A prenatal yoga session will always have a particular emphasis on relaxation at the end of the class, bringing the heart rate and breathing patterns to normal and coming to full awareness of any sensations, emotions or thoughts that have arisen during the practice. A guided meditation, the chanting of mantras or simply resting the body in a conscious stillness will help to calm and stabilise the mind in preparation for entering the world outside the class with a relaxed and revitalised mental state.
Prenatal Yoga asanas
All asanas in yoga will have a different beneficial impact on the body and mind. As with all exercise yoga will lease endorphins that mother-to-be and baby will both enjoy. Below is an examples of an asana to practice in each trimester.
Poorna Titali Asan (full butterfly)
Sit with legs outstretched, bend the knees and bring the soles of the feet together, keeping the heels as close to the body as possible.
Relax the inner thigh muscles and clasp the feet gently with both hands.
Gently bounce the knees up and down, using the elbows as legs to apply slight pressure on the knees. Do not use any force.
Repeat the up and down movements about 20-30 times.
Opens the hip joints and relieves pressure from the knees.
Removes tiredness from legs and relieves inner thighs muscles.
Vajrasana (thunderbolt pose)
Kneel on the floor and separate the heels, bring the toes together.
Lower the hips so the heels meet the hips on either side.

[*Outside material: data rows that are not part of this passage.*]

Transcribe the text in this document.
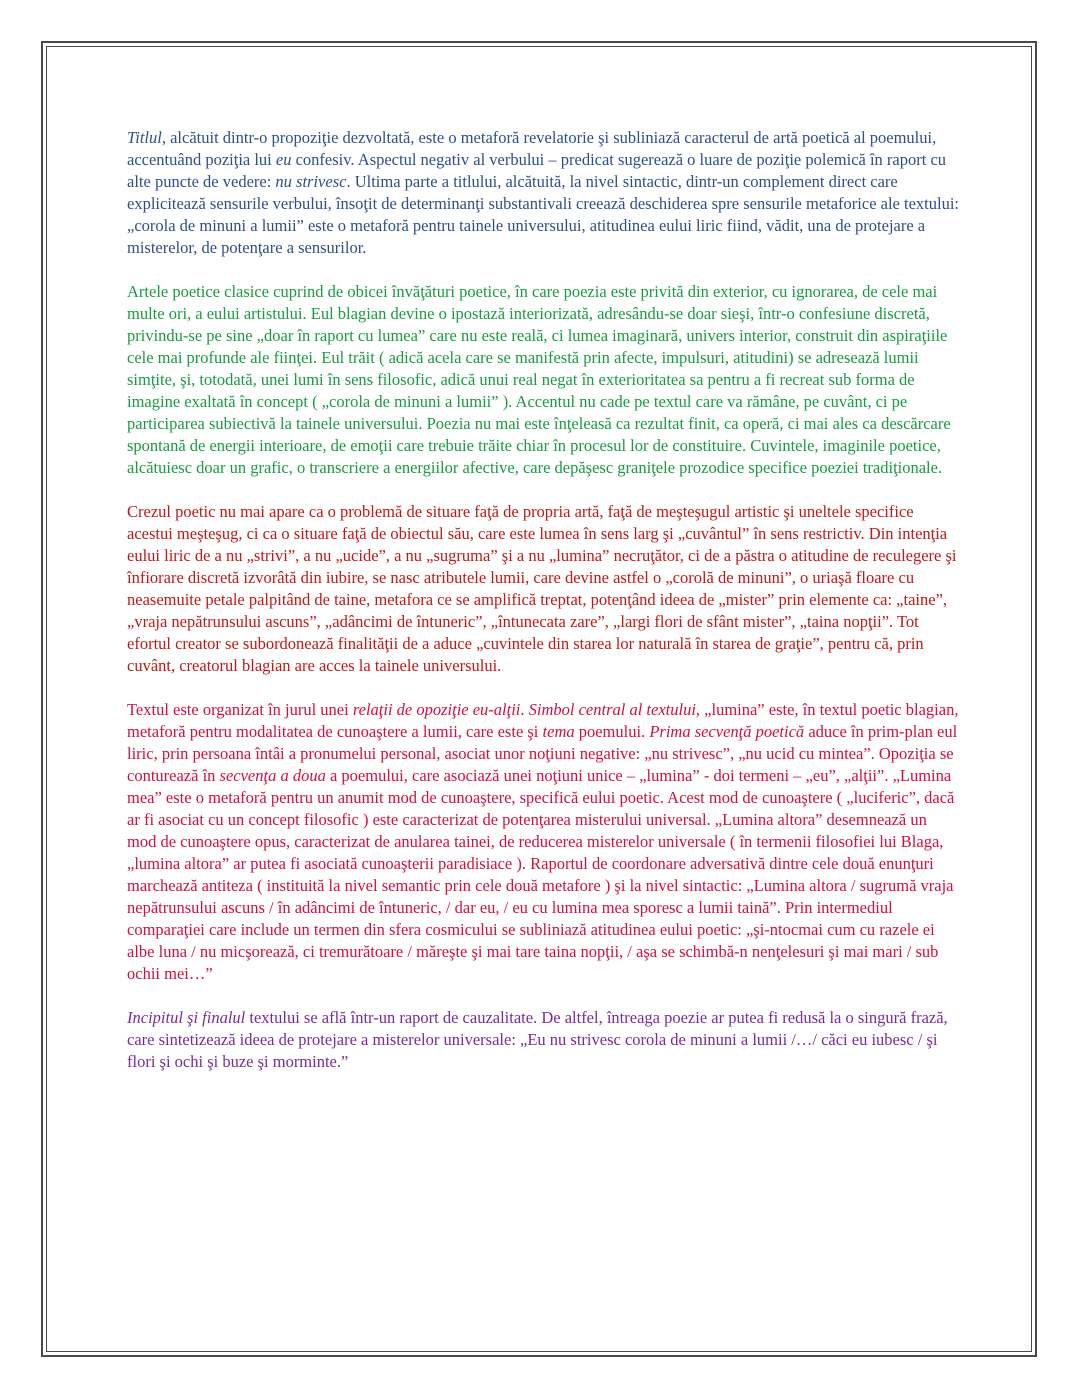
Titlul, alcătuit dintr-o propoziţie dezvoltată, este o metaforă revelatorie şi subliniază caracterul de artă poetică al poemului, accentuând poziţia lui eu confesiv. Aspectul negativ al verbului – predicat sugerează o luare de poziţie polemică în raport cu alte puncte de vedere: nu strivesc. Ultima parte a titlului, alcătuită, la nivel sintactic, dintr-un complement direct care explicitează sensurile verbului, însoţit de determinanţi substantivali creează deschiderea spre sensurile metaforice ale textului: „corola de minuni a lumii” este o metaforă pentru tainele universului, atitudinea eului liric fiind, vădit, una de protejare a misterelor, de potenţare a sensurilor.

Artele poetice clasice cuprind de obicei învăţături poetice, în care poezia este privită din exterior, cu ignorarea, de cele mai multe ori, a eului artistului. Eul blagian devine o ipostază interiorizată, adresându-se doar sieşi, într-o confesiune discretă, privindu-se pe sine „doar în raport cu lumea” care nu este reală, ci lumea imaginară, univers interior, construit din aspiraţiile cele mai profunde ale fiinţei. Eul trăit ( adică acela care se manifestă prin afecte, impulsuri, atitudini) se adresează lumii simţite, şi, totodată, unei lumi în sens filosofic, adică unui real negat în exterioritatea sa pentru a fi recreat sub forma de imagine exaltată în concept ( „corola de minuni a lumii” ). Accentul nu cade pe textul care va rămâne, pe cuvânt, ci pe participarea subiectivă la tainele universului. Poezia nu mai este înţeleasă ca rezultat finit, ca operă, ci mai ales ca descărcare spontană de energii interioare, de emoţii care trebuie trăite chiar în procesul lor de constituire. Cuvintele, imaginile poetice, alcătuiesc doar un grafic, o transcriere a energiilor afective, care depăşesc graniţele prozodice specifice poeziei tradiţionale.

Crezul poetic nu mai apare ca o problemă de situare faţă de propria artă, faţă de meşteşugul artistic şi uneltele specifice acestui meşteşug, ci ca o situare faţă de obiectul său, care este lumea în sens larg şi „cuvântul” în sens restrictiv. Din intenţia eului liric de a nu „strivi”, a nu „ucide”, a nu „sugruma” şi a nu „lumina” necruţător, ci de a păstra o atitudine de reculegere şi înfiorare discretă izvorâtă din iubire, se nasc atributele lumii, care devine astfel o „corolă de minuni”, o uriaşă floare cu neasemuite petale palpitând de taine, metafora ce se amplifică treptat, potenţând ideea de „mister” prin elemente ca: „taine”, „vraja nepătrunsului ascuns”, „adâncimi de întuneric”, „întunecata zare”, „largi flori de sfânt mister”, „taina nopţii”. Tot efortul creator se subordonează finalităţii de a aduce „cuvintele din starea lor naturală în starea de graţie”, pentru că, prin cuvânt, creatorul blagian are acces la tainele universului.

Textul este organizat în jurul unei relaţii de opoziţie eu-alţii. Simbol central al textului, „lumina” este, în textul poetic blagian, metaforă pentru modalitatea de cunoaştere a lumii, care este şi tema poemului. Prima secvenţă poetică aduce în prim-plan eul liric, prin persoana întâi a pronumelui personal, asociat unor noţiuni negative: „nu strivesc”, „nu ucid cu mintea”. Opoziţia se conturează în secvenţa a doua a poemului, care asociază unei noţiuni unice – „lumina” - doi termeni – „eu”, „alţii”. „Lumina mea” este o metaforă pentru un anumit mod de cunoaştere, specifică eului poetic. Acest mod de cunoaştere ( „luciferic”, dacă ar fi asociat cu un concept filosofic ) este caracterizat de potenţarea misterului universal. „Lumina altora” desemnează un mod de cunoaştere opus, caracterizat de anularea tainei, de reducerea misterelor universale ( în termenii filosofiei lui Blaga, „lumina altora” ar putea fi asociată cunoaşterii paradisiace ). Raportul de coordonare adversativă dintre cele două enunţuri marchează antiteza ( instituită la nivel semantic prin cele două metafore ) şi la nivel sintactic: „Lumina altora / sugrumă vraja nepătrunsului ascuns / în adâncimi de întuneric, / dar eu, / eu cu lumina mea sporesc a lumii taină”. Prin intermediul comparaţiei care include un termen din sfera cosmicului se subliniază atitudinea eului poetic: „şi-ntocmai cum cu razele ei albe luna / nu micşorează, ci tremurătoare / măreşte şi mai tare taina nopţii, / aşa se schimbă-n nenţelesuri şi mai mari / sub ochii mei…”

Incipitul şi finalul textului se află într-un raport de cauzalitate. De altfel, întreaga poezie ar putea fi redusă la o singură frază, care sintetizează ideea de protejare a misterelor universale: „Eu nu strivesc corola de minuni a lumii /…/ căci eu iubesc / şi flori şi ochi şi buze şi morminte.”
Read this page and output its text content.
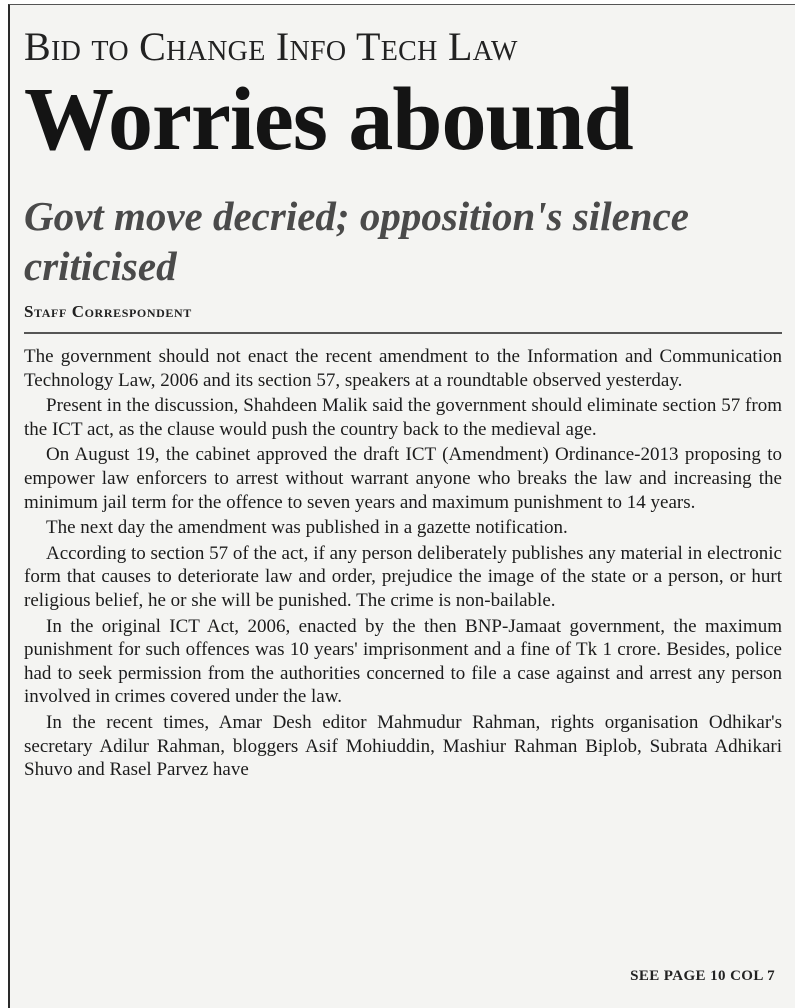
Bid to Change Info Tech Law
Worries abound
Govt move decried; opposition's silence criticised
Staff Correspondent

The government should not enact the recent amendment to the Information and Communication Technology Law, 2006 and its section 57, speakers at a roundtable observed yesterday.

Present in the discussion, Shahdeen Malik said the government should eliminate section 57 from the ICT act, as the clause would push the country back to the medieval age.

On August 19, the cabinet approved the draft ICT (Amendment) Ordinance-2013 proposing to empower law enforcers to arrest without warrant anyone who breaks the law and increasing the minimum jail term for the offence to seven years and maximum punishment to 14 years.

The next day the amendment was published in a gazette notification.

According to section 57 of the act, if any person deliberately publishes any material in electronic form that causes to deteriorate law and order, prejudice the image of the state or a person, or hurt religious belief, he or she will be punished. The crime is non-bailable.

In the original ICT Act, 2006, enacted by the then BNP-Jamaat government, the maximum punishment for such offences was 10 years' imprisonment and a fine of Tk 1 crore. Besides, police had to seek permission from the authorities concerned to file a case against and arrest any person involved in crimes covered under the law.

In the recent times, Amar Desh editor Mahmudur Rahman, rights organisation Odhikar's secretary Adilur Rahman, bloggers Asif Mohiuddin, Mashiur Rahman Biplob, Subrata Adhikari Shuvo and Rasel Parvez have

SEE PAGE 10 COL 7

Place the hands palms down on the knees. Keep the back and neck straight.
Enhances digestive function and is best practiced after meals. Can help control hyperacidity.
Strengthens muscles around the pelvis to assist in labour.
Supta Udarakarshanasana (sleeping abdominal stretch pose)
Lie down on the back.
Link hands and place behind the head.
Fold the knees and place the feet on the floor.
Drop the knees to one side and look towards the other giving a stretch to the entire spine.
Hold for 30 seconds and repeat on the other side.
Relieves constipation and improves digestion.
Relieves stiffness and strain on the spine.
With the help of a qualified prenatal yoga teacher a programme can be designed according to each woman’s needs, taking their health, experience in yoga and preferences into consideration.
As well as the health benefits, prenatal yoga can be an excellent way to meet and bond win other pregnant women, united throughshared experiences and an enjoyment of yoga practice.
As always in yoga, but particularly important during prenatal yoga, practice needs to be taken slowly and with full awareness of any tendencies to push the body too far. As Elena Brower, author of ‘Art of Attention’ says, “you always want to be in a place of support for yourself when you’re pregnant”. (http://m.huffpost.com/us/entry/prenatal-yoga_n_3038138.html?ir=India)
Pregnancy is one of the most unique and precious times of a woman’s life. Yoga can be seen as an unparalleled tool in helping women to fully enjoy and make the most out of this special time, physically, mentally and emotionally.